European court says ESM 'lawful'
Europe’s highest court has dismissed a challenge by Independent TD Thomas Pringle to the European Stability Mechanism, the permanent bailout fund from which Dublin hopes to draw aid for the surviving Irish banks.
Approving the formation of the ESM, the European Court of Justice ruled today that there was nothing in EU law to prevent the euro zone countries establishing such a fund.
The ESM does not breach the “no-bailout clause” in European law, the court said, and member states were entitled to introduce the fund before a looming change to the EU treaties which says that euro zone countries may set up a stability mechanism.
“The challenged amendment creates no legal basis for the EU to be able to undertake any action which was not previously possible,” the court said.
“The amendment … merely confirms the existence of a power possessed by the member states,” it added. “Since that decision does not confer any new power on the member states, the right of a member state to conclude and ratify the ESM Treaty is not subject to the entry into force of the change.”

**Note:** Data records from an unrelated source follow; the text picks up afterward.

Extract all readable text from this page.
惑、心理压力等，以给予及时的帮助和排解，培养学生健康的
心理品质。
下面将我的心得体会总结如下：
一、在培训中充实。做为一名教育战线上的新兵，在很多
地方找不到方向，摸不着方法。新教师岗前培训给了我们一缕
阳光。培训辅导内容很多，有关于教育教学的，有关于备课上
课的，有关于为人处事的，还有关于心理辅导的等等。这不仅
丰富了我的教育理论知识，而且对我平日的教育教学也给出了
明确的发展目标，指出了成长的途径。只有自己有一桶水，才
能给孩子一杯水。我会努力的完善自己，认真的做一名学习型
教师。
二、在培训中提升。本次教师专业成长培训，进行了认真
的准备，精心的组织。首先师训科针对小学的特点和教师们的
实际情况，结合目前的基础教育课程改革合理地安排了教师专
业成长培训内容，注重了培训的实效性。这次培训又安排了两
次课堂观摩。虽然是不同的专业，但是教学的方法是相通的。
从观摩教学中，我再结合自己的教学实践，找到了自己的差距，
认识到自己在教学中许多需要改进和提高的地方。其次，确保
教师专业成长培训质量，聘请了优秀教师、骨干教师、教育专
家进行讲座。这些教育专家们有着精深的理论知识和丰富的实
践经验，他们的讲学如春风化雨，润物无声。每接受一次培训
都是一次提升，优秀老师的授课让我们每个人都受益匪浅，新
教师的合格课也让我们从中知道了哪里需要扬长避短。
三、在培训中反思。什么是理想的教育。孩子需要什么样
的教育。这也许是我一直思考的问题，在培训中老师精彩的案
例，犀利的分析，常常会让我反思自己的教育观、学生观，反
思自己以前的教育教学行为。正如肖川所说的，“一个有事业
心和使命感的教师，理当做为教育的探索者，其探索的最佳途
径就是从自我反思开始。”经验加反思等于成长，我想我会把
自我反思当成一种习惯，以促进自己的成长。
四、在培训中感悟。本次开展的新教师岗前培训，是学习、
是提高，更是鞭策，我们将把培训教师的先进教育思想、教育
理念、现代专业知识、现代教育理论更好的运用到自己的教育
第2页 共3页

The case followed on from Mr Pringle’s Supreme Court appeal to the High Court’s dismissal of his challenge in April to Ireland’s participation in the €500 billion ESM.
Mr Pringle’s challenge was heard last month in Luxembourg by all 27 judges of the European court under a fast-track procedure.
The TD, who represents Donegal South West, argued that the treaty change was not properly enacted and took issue with the fact that the ESM is intergovernmental body operating outside the framework of European law.
The Government, backed in its defence by 10 other member states and the EU institutions, argued there was nothing improper in the treaty change to allow the creation of a rescue fund for any distressed country.
The court held that the treaty change related to the internal policies and actions of the EU, and therefore met the conditions to use a special simplified amendment procure.
In doing so, it said that the change did not encroach on the EU’s exclusive rights in relation to monetary policy for single currency countries. It also said the change did affect the EU’s competence in relation the coordination of economic policies of member states.
“The instruments envisaged in order to attain the objective pursued by the ESM, to provide financial assistance to a member state, clearly do not fall within monetary policy,” the court said.
“The ESM serves instead to complement the new regulatory framework for strengthened economic governance of the EU.
“That framework establishes closer coordination and surveillance of the economic and budgetary policies conducted by the Member States and is intended to consolidate macroeconomic stability and the sustainability of public finances.”
The court ruled that the ESM did not circumvent the ban on the European Central Bank and national central banks from granting overdraft facilities or any other type of credit facility to member states and or purchasing directly from them their debt.
“That prohibition is addressed specifically to the ECB and the central banks of the member states,” the court said.
“The grant of financial assistance by one member state or a group of member states to another member state, directly or through the ESM, is therefore not subject to that prohibition.
“The ‘no bail-out’ clause, which provides that neither the EU nor a member state are to be liable for the commitments of another member state or assume those commitments, is not intended to prohibit either the EU or the member states from granting any form of financial assistance to another member state.
“The aim of that provision is to ensure that the member states follow a sound budgetary policy by ensuring that they remain subject to the logic of the market when they enter into debt.
“Accordingly, it does not prohibit the granting of financial assistance by one or more member states to a Member State which remains liable for its commitments to its creditors provided that the conditions attached to such assistance are such as to prompt that Member State to implement a sound budgetary policy.
“The ESM and the member states who participate in it are not liable for the commitments of a member state which receives stability support and do not assume liability within the meaning of the ‘no bail-out’ clause.”